Os 13 produtos em questão são: Serra de São Mamede; Terras do Montado do Alto Alentejo; Castelos e Fortalezas do Alto Alentejo; Turismo Ativo no Alto Alentejo; Turismo Equestre no Alto Alentejo – Cavalo Lusitano; Birdwatching no Alto Alentejo; Turismo Náutico no Alto Alentejo; Gastronomia e Vinhos do Alto Alentejo; Artes Tradicionais do Alto Alentejo; Turismo Termal no Alto Alentejo; Megalitismo no Alto Alentejo; Turismo Religioso no Alto Alentejo e Eventos no Alto Alentejo.
A elaboração do Plano de Marketing Turístico do Alto Alentejo enquadra-se no PROVERE InMotion 2020 – Alentejo, Turismo e Sustentabilidade, uma das Estratégias de Eficiência Coletiva (EEC) reconhecidas na Região Alentejo.
Este PROVERE dá sequência ao InMotion 2007-2013, concebido no âmbito do anterior quadro comunitário de apoio, que assumiu o objetivo de valorizar os recursos do território, combinando o desenvolvimento sustentável dos recursos naturais e culturais da região 1 com o estímulo a iniciativas empresariais, fileiras de negócio e cadeias de valor.

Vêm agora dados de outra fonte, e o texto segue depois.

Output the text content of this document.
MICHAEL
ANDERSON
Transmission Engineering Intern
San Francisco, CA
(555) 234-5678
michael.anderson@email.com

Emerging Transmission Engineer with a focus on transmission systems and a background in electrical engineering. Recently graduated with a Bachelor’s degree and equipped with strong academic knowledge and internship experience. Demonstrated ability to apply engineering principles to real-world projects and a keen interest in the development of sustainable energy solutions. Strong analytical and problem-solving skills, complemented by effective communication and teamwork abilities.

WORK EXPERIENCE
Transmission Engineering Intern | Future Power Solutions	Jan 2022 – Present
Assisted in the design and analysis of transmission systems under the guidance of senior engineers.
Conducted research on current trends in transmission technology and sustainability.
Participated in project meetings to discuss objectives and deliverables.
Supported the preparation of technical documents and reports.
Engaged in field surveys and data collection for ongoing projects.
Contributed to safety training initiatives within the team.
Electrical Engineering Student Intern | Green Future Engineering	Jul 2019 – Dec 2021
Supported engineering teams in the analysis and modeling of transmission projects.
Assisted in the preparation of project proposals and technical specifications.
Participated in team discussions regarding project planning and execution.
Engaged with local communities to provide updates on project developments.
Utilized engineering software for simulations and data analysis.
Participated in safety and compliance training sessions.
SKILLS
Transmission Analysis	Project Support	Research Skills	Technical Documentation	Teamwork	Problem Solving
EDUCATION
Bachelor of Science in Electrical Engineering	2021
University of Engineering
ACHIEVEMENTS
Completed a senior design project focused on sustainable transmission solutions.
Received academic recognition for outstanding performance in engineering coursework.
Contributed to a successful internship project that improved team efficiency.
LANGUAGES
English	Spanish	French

Pretende-se, com este Plano agora aprovado, colmatar uma lacuna identificada no projeto anterior, relacionada com a formatação de produtos turísticos no Alto Alentejo e com a respetiva estratégia de marketing, tendo em vista maximizar o aproveitamento das mais-valias económicas, sociais, ambientais e culturais relacionadas com a atividade turística.

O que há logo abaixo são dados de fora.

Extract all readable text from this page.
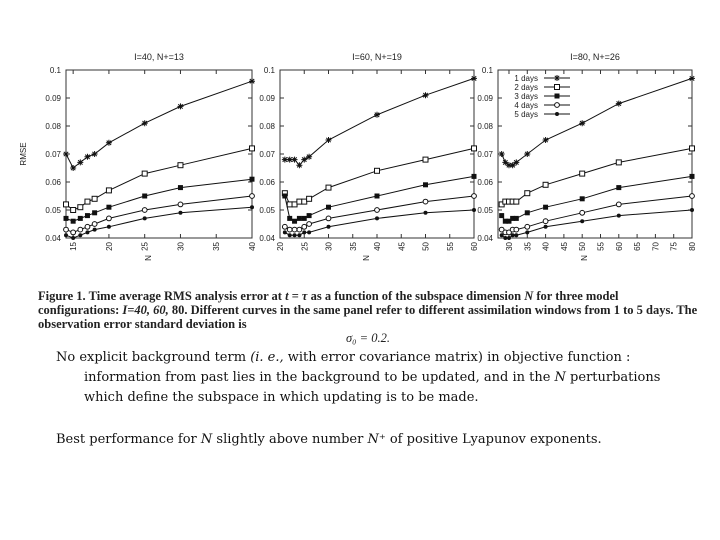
I=40, N+=13
0.04
0.05
0.06
0.07
0.08
0.09
0.1
15	20	25	30	35	40
N
RMSE
I=60, N+=19
0.04
0.05
0.06
0.07
0.08
0.09
0.1
20 25 30 35 40 45 50 55 60
N
I=80, N+=26
0.04
0.05
0.06
0.07
0.08
0.09
0.1
30 35 40 45 50 55 60 65 70 75 80
N
1 days
2 days
3 days
4 days
5 days
Figure 1. Time average RMS analysis error at t = τ as a function of the subspace dimension N for three model configurations: I=40, 60, 80. Different curves in the same panel refer to different assimilation windows from 1 to 5 days. The observation error standard deviation is
σ₀ = 0.2.

No explicit background term (i. e., with error covariance matrix) in objective function : information from past lies in the background to be updated, and in the N perturbations which define the subspace in which updating is to be made.

Best performance for N slightly above number N⁺ of positive Lyapunov exponents.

De referir que se encontra estabelecido que as entidades intermunicipais (no caso, a CIMAA) passaram a ter competência para o desenvolvimento da promoção turística interna sub-regional no mercado interno. A competência em questão é exercida em articulação com as entidades regionais de turismo, com os planos regionais de turismo e com a estratégia nacional de turismo, de forma a assegurar coerência e eficiência na promoção e a promover uma melhor territorialização das políticas e estratégias do turismo, com respeito pelo princípio da especificidade na intervenção regional.